Entelektüel egzersiz, entelektüel egzersizdir, başka bir şey ifade etmez. İnsanların bir masanın etrafında bu konuyu tartışmasından ne gibi dersler çıkarılabilir bilemiyorum. Ben de buna benzer bir egzersizde, önemli insanlarla birlikte Kanada’nın ABD’yi işgal ettiğinde neler yapılabileceğini tartıştım. Böylece ABD’nin savunma politikalarını gözden geçirmiş olduk. Tabii ki bunlar ciddi değildi. Bu iddianın üzerinde durmaya gerek yok. Ordu tabii ki sarinin ortaya çıkma ihtimalinden endişeli. Peki onların en çok da, Esad’ın kendi stoğundaki sarinden endişe duyduğu söylenemez mi?
Suriye ordusunun sadece 1-2 kilometre uzağa gidebilen roketler kullanmayacağını, bunun intihar anlamına geleceğini söylüyor Hersh. Bu konuda, BM’nin gözlemci heyetinin başındaki Ake Seltrom’ü de referans gösteriyor.
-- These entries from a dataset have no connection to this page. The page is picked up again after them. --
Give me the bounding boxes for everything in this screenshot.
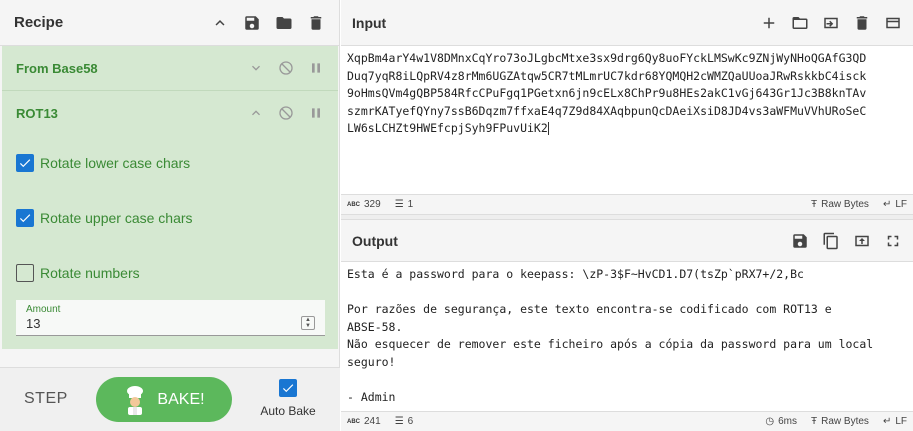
operation-rot13[interactable]: ROT13 (2, 91, 338, 135)
input-status-bar: ABC 329 ☰ 1 Ŧ Raw Bytes ↵ LF (341, 194, 913, 214)
line-count: ☰ 6 (394, 416, 414, 427)
checkbox-checked[interactable] (16, 153, 34, 172)
text-line: seguro! (347, 354, 396, 369)
disable-icon[interactable] (278, 60, 294, 76)
autobake-label: Auto Bake (260, 404, 316, 418)
text-line: Não esquecer de remover este ficheiro ap… (347, 337, 874, 351)
clear-input-icon[interactable] (853, 14, 871, 32)
text-line: szmrKATyefQYny7ssB6Dqzm7ffxaE4q7Z9d84XAq… (347, 103, 867, 118)
maximize-icon[interactable] (884, 232, 902, 250)
bake-time: ◷ 6ms (765, 416, 798, 427)
chef-icon (127, 385, 144, 415)
output-status-bar: ABC 241 ☰ 6 ◷ 6ms Ŧ Raw Bytes ↵ LF (341, 411, 913, 431)
checkbox-checked[interactable] (16, 208, 34, 227)
cyberchef-app: Recipe From Base58 ROT13 Rotate lower ca… (0, 0, 913, 431)
return-icon: ↵ (882, 199, 892, 210)
autobake-checkbox[interactable] (279, 379, 297, 397)
eol-selector[interactable]: ↵ LF (883, 416, 907, 427)
option-rotate-numbers[interactable]: Rotate numbers (2, 245, 338, 300)
open-file-icon[interactable] (822, 14, 840, 32)
option-label: Rotate lower case chars (40, 154, 191, 171)
amount-value[interactable]: 13 (26, 316, 315, 331)
autobake-toggle[interactable]: Auto Bake (258, 379, 318, 418)
input-title: Input (352, 14, 387, 31)
lines-icon: ☰ (394, 199, 404, 210)
recipe-title: Recipe (14, 14, 64, 31)
text-line: LW6sLCHZt9HWEfcpjSyh9FPuvUiK2 (347, 121, 549, 135)
collapse-all-icon[interactable] (211, 14, 229, 32)
input-header: Input (341, 0, 913, 46)
option-rotate-lower[interactable]: Rotate lower case chars (2, 135, 338, 190)
amount-label: Amount (26, 304, 61, 315)
save-recipe-icon[interactable] (243, 14, 261, 32)
copy-icon[interactable] (822, 232, 840, 250)
reset-layout-icon[interactable] (884, 14, 902, 32)
pause-icon[interactable] (308, 105, 324, 121)
amount-field[interactable]: Amount 13 ▲ ▼ (16, 300, 325, 336)
bake-button[interactable]: BAKE! (96, 377, 232, 422)
text-line: Duq7yqR8iLQpRV4z8rMm6UGZAtqw5CR7tMLmrUC7… (347, 68, 867, 83)
option-label: Rotate upper case chars (40, 209, 193, 226)
recipe-header: Recipe (0, 0, 339, 46)
pause-icon[interactable] (308, 60, 324, 76)
output-title: Output (352, 232, 398, 249)
controls-bar: STEP BAKE! Auto Bake (0, 367, 340, 431)
bake-label: BAKE! (157, 390, 205, 408)
text-line: - Admin (347, 389, 396, 404)
encoding-selector[interactable]: Ŧ Raw Bytes (811, 416, 869, 427)
add-tab-icon[interactable] (760, 14, 778, 32)
abc-icon: ABC (347, 418, 360, 425)
input-textarea[interactable]: XqpBm4arY4w1V8DMnxCqYro73oJLgbcMtxe3sx9d… (341, 46, 913, 194)
option-rotate-upper[interactable]: Rotate upper case chars (2, 190, 338, 245)
disable-icon[interactable] (278, 105, 294, 121)
clock-icon: ◷ (765, 416, 775, 427)
open-folder-icon[interactable] (791, 14, 809, 32)
operation-from-base58[interactable]: From Base58 (2, 46, 338, 90)
output-textarea[interactable]: Esta é a password para o keepass: \zP-3$… (341, 262, 913, 410)
load-recipe-icon[interactable] (275, 14, 293, 32)
option-label: Rotate numbers (40, 264, 140, 281)
text-line: ABSE-58. (347, 319, 403, 334)
text-line: XqpBm4arY4w1V8DMnxCqYro73oJLgbcMtxe3sx9d… (347, 51, 867, 65)
chevron-up-icon[interactable] (248, 105, 264, 121)
save-output-icon[interactable] (791, 232, 809, 250)
lines-icon: ☰ (394, 416, 404, 427)
checkbox-unchecked[interactable] (16, 263, 34, 282)
char-count: ABC 241 (347, 416, 381, 427)
text-format-icon: Ŧ (811, 416, 818, 427)
text-line: Esta é a password para o keepass: \zP-3$… (347, 267, 804, 281)
text-line: Por razões de segurança, este texto enco… (347, 302, 832, 316)
step-button[interactable]: STEP (24, 390, 68, 408)
io-panel: Input XqpBm4arY4w1V8DMnxCqYro73oJLgbcMtx… (341, 0, 913, 431)
eol-selector[interactable]: ↵ LF (883, 199, 907, 210)
return-icon: ↵ (882, 416, 892, 427)
text-line (347, 371, 907, 389)
line-count: ☰ 1 (394, 199, 414, 210)
operation-name: From Base58 (16, 60, 98, 76)
chevron-down-icon[interactable] (248, 60, 264, 76)
number-stepper[interactable]: ▲ ▼ (301, 316, 315, 330)
text-line: 9oHmsQVm4gQBP584RfcCPuFgq1PGetxn6jn9cELx… (347, 86, 867, 100)
text-cursor (547, 122, 549, 135)
output-header: Output (341, 220, 913, 262)
encoding-selector[interactable]: Ŧ Raw Bytes (811, 199, 869, 210)
operation-name: ROT13 (16, 105, 58, 121)
clear-recipe-icon[interactable] (307, 14, 325, 32)
recipe-operations: From Base58 ROT13 Rotate lower case char… (2, 46, 338, 349)
abc-icon: ABC (347, 201, 360, 208)
char-count: ABC 329 (347, 199, 381, 210)
text-format-icon: Ŧ (811, 199, 818, 210)
text-line (347, 284, 907, 302)
replace-input-icon[interactable] (853, 232, 871, 250)
recipe-panel: Recipe From Base58 ROT13 Rotate lower ca… (0, 0, 340, 431)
Başkaları bu soruya daha iyi cevap verebilir. Bana göre, asıl mesele roketlerin menzili değil. Fakat her durumda, sıvı bir madde yayan, göreli olarak az miktarda patlama etkisi yaratan volkan roketlerinden söz ediyoruz. Bu tür silahlar en yakın çevresine ciddi ölçüde zarar verir fakat taşıdığı bütün sıvıyı dışarı boşaltmaz.
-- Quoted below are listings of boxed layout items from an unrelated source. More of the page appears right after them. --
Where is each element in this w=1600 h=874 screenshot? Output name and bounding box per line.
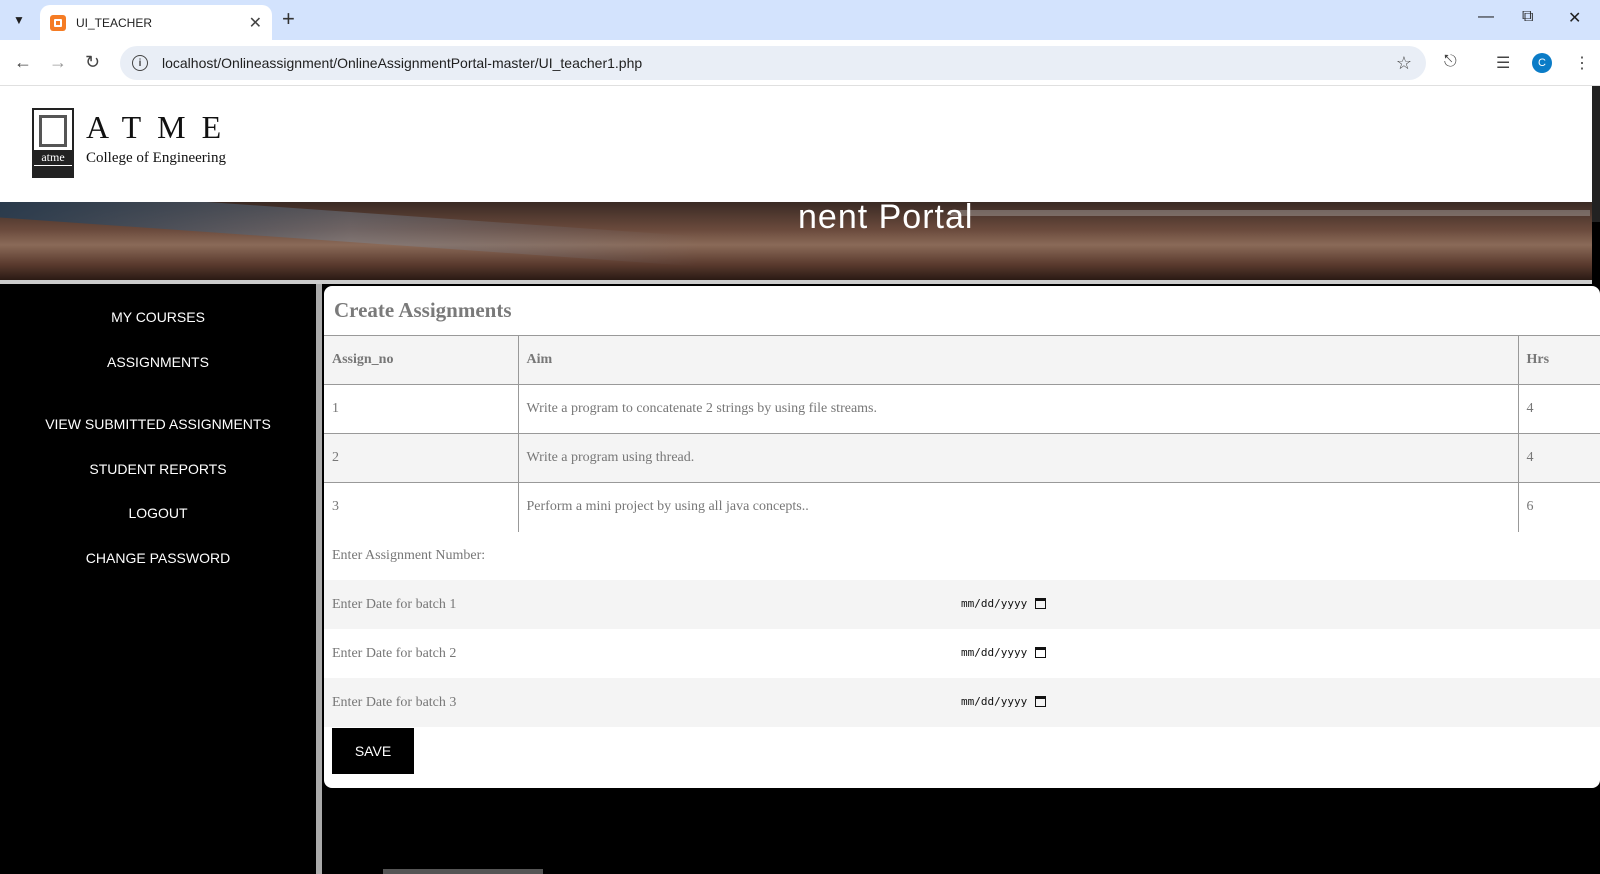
batch3-date-input[interactable]: mm/dd/yyyy [961, 695, 1047, 708]
sidebar-item-my-courses[interactable]: MY COURSES [0, 309, 316, 325]
cell-aim: Write a program using thread. [517, 433, 1518, 483]
batch1-label: Enter Date for batch 1 [332, 596, 457, 612]
sidebar-divider [316, 284, 322, 874]
batch3-label: Enter Date for batch 3 [332, 694, 457, 710]
cell-hrs: 4 [1517, 433, 1600, 483]
logo-mark-icon: atme [32, 108, 74, 178]
sidebar-item-logout[interactable]: LOGOUT [0, 505, 316, 521]
browser-menu-icon[interactable]: ⋮ [1574, 53, 1590, 73]
restore-icon[interactable]: ⧉ [1522, 8, 1533, 26]
sidebar-item-student-reports[interactable]: STUDENT REPORTS [0, 461, 316, 477]
sidebar-nav: MY COURSES ASSIGNMENTS VIEW SUBMITTED AS… [0, 284, 316, 874]
media-controls-icon[interactable]: ☰ [1496, 53, 1510, 73]
new-tab-icon[interactable]: + [282, 8, 295, 30]
batch3-row: Enter Date for batch 3 mm/dd/yyyy [324, 678, 1600, 727]
cell-aim: Perform a mini project by using all java… [517, 482, 1518, 532]
address-url[interactable]: localhost/Onlineassignment/OnlineAssignm… [162, 55, 1396, 71]
extensions-icon[interactable]: ⎋ [1444, 53, 1457, 71]
sidebar-item-view-submitted[interactable]: VIEW SUBMITTED ASSIGNMENTS [0, 416, 316, 432]
browser-tab[interactable]: UI_TEACHER ✕ [40, 5, 272, 40]
assignment-number-row: Enter Assignment Number: [324, 531, 1600, 580]
profile-avatar[interactable]: C [1532, 53, 1552, 73]
address-bar[interactable]: i localhost/Onlineassignment/OnlineAssig… [120, 46, 1426, 80]
batch1-row: Enter Date for batch 1 mm/dd/yyyy [324, 580, 1600, 629]
back-icon[interactable]: ← [14, 52, 32, 73]
minimize-icon[interactable]: — [1478, 8, 1494, 26]
column-header-hrs: Hrs [1517, 335, 1600, 385]
table-row: 2 Write a program using thread. 4 [324, 433, 1600, 483]
cell-assign-no: 2 [324, 433, 518, 483]
calendar-icon[interactable] [1035, 696, 1047, 707]
bookmark-star-icon[interactable]: ☆ [1396, 53, 1412, 74]
reload-icon[interactable]: ↻ [85, 52, 100, 73]
logo-subtitle: College of Engineering [86, 150, 226, 166]
banner: nent Portal [0, 202, 1592, 280]
sidebar-item-assignments[interactable]: ASSIGNMENTS [0, 354, 316, 370]
table-row: 3 Perform a mini project by using all ja… [324, 482, 1600, 532]
tab-title: UI_TEACHER [76, 15, 153, 30]
create-assignments-panel: Create Assignments Assign_no Aim Hrs 1 W… [324, 286, 1600, 788]
logo-title: ATME [86, 109, 238, 145]
column-header-assign-no: Assign_no [324, 335, 518, 385]
assignment-form: Enter Assignment Number: Enter Date for … [324, 531, 1600, 727]
page-scrollbar[interactable] [1592, 86, 1600, 222]
logo-mark-word: atme [34, 150, 72, 165]
calendar-icon[interactable] [1035, 647, 1047, 658]
calendar-icon[interactable] [1035, 598, 1047, 609]
browser-tab-bar: ▼ UI_TEACHER ✕ + — ⧉ ✕ [0, 0, 1600, 40]
browser-toolbar: ← → ↻ i localhost/Onlineassignment/Onlin… [0, 40, 1600, 86]
tab-close-icon[interactable]: ✕ [249, 13, 262, 33]
column-header-aim: Aim [517, 335, 1518, 385]
site-header: atme ATME College of Engineering [0, 86, 1592, 202]
forward-icon[interactable]: → [49, 52, 67, 73]
cell-aim: Write a program to concatenate 2 strings… [517, 384, 1518, 434]
xampp-favicon-icon [50, 14, 66, 31]
batch2-row: Enter Date for batch 2 mm/dd/yyyy [324, 629, 1600, 678]
web-page: atme ATME College of Engineering nent Po… [0, 86, 1600, 874]
site-info-icon[interactable]: i [132, 55, 148, 71]
save-button[interactable]: SAVE [332, 728, 414, 774]
cell-hrs: 4 [1517, 384, 1600, 434]
page-title: Create Assignments [334, 298, 512, 322]
window-close-icon[interactable]: ✕ [1568, 8, 1581, 28]
batch1-date-input[interactable]: mm/dd/yyyy [961, 597, 1047, 610]
sidebar-item-change-password[interactable]: CHANGE PASSWORD [0, 550, 316, 566]
banner-title: nent Portal [798, 202, 974, 236]
assignment-number-label: Enter Assignment Number: [332, 547, 486, 563]
tab-search-chevron-icon[interactable]: ▼ [6, 8, 32, 32]
batch2-date-input[interactable]: mm/dd/yyyy [961, 646, 1047, 659]
assignments-table: Assign_no Aim Hrs 1 Write a program to c… [324, 335, 1600, 532]
table-header-row: Assign_no Aim Hrs [324, 335, 1600, 385]
horizontal-scrollbar[interactable] [383, 869, 543, 874]
batch2-label: Enter Date for batch 2 [332, 645, 457, 661]
cell-assign-no: 1 [324, 384, 518, 434]
table-row: 1 Write a program to concatenate 2 strin… [324, 384, 1600, 434]
cell-assign-no: 3 [324, 482, 518, 532]
cell-hrs: 6 [1517, 482, 1600, 532]
college-logo: atme ATME College of Engineering [32, 108, 237, 178]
Ayrıca ben, 1993 yılından bu yana kimyasal silahların rüzgar yönünden nasıl etkilendiği konusunda tahminler yapıyorum. 21 Ağustos’taki gibi bir saldırının etkili olabilmesi rüzgarın saatte 10 km’den düşük hızda esmesi gerekir. Aynı şekilde atmosfer şartları da uygun olmalı. Böyle bir saldırı, zehirli maddeyi cephe hattına öldürecek veya yaralayacak yoğunlukta geri döndürecek türden hava koşullarında zaten düzenlenmezdi. Esad rejimi, kimyasal silah personelini eğitti. Bu kişiler, uygun şartlarda bir saldırıyı tavsiye etmiş olmalı. Bu, kimyasal savaş alanında iyi bilenen bir konu; 1917’den de alınan önemli dersler var.